Section 25, Article XVIII disallows foreign military bases, troops, or facilities in the country,
unless the following conditions are sufficiently met, viz: (a) it must be under a treaty; (b) the treaty
must be duly concurred in by the Senate and, when so required by congress, ratified by a majority
of the votes cast by the people in a national referendum; and (c) recognized as a treaty by the other
contracting state.

There is no dispute as to the presence of the first two requisites in the case of the VFA. The
concurrence handed by the Senate through Resolution No. 18 is in accordance with the provisions of
the Constitution . . . the provision in [in §25, Article XVIII] requiring ratification by a majority of the votes
cast in a national referendum being unnecessary since Congress has not required it.

xxx xxx xxx

This Court is of the firm view that the phrase “recognized as a treaty” means that the other
contracting party accepts or acknowledges the agreement as a treaty. To require the other
contracting state, the United States of America in this case, to submit the VFA to the United States
Senate for concurrence pursuant to its Constitution, is to accord strict meaning to the phrase.

Well-entrenched is the principle that the words used in the Constitution are to be given their
ordinary meaning except where technical terms are employed, in which case the significance thus
attached to them prevails. Its language should be understood in the sense they have in common use.

Moreover, it is inconsequential whether the United States treats the VFA only as an executive
agreement because, under international law, an executive agreement is as binding as a treaty.
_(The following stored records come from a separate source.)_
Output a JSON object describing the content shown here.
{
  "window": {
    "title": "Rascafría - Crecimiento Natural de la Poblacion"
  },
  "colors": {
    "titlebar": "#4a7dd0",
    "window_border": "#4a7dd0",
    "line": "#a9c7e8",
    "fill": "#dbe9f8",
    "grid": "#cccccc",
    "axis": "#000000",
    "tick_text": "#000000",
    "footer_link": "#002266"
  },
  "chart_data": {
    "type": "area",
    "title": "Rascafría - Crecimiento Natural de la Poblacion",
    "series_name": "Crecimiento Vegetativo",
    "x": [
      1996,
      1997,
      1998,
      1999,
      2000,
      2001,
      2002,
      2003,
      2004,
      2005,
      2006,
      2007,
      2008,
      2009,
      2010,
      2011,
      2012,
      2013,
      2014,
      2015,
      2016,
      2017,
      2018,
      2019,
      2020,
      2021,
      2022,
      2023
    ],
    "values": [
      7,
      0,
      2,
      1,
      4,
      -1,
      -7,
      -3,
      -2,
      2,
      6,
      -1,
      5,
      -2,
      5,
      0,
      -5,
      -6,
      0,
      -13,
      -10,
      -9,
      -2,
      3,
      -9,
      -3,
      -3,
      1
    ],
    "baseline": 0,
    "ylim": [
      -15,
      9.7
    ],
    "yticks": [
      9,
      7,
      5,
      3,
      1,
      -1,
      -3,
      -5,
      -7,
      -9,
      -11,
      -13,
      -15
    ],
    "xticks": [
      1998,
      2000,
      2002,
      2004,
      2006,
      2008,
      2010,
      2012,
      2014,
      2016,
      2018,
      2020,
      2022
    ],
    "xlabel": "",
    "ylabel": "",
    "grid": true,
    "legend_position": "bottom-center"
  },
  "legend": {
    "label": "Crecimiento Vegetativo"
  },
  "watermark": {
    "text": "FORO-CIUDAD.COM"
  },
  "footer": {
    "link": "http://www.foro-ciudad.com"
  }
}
To be
sure, as long as the VFA possesses the elements of an agreement under international law, the said
agreement is to be taken equally as a treaty.

xxx xxx xxx

The records reveal that the United States Government, through Ambassador Thomas C.
Hubbard, has stated that the United States government has fully committed to living up to the terms
of the VFA. For as long as the United States of America accepts or acknowledges the VFA as a treaty,
and binds itself further to comply with its obligations under the treaty, there is indeed marked
compliance with the mandate of the Constitution.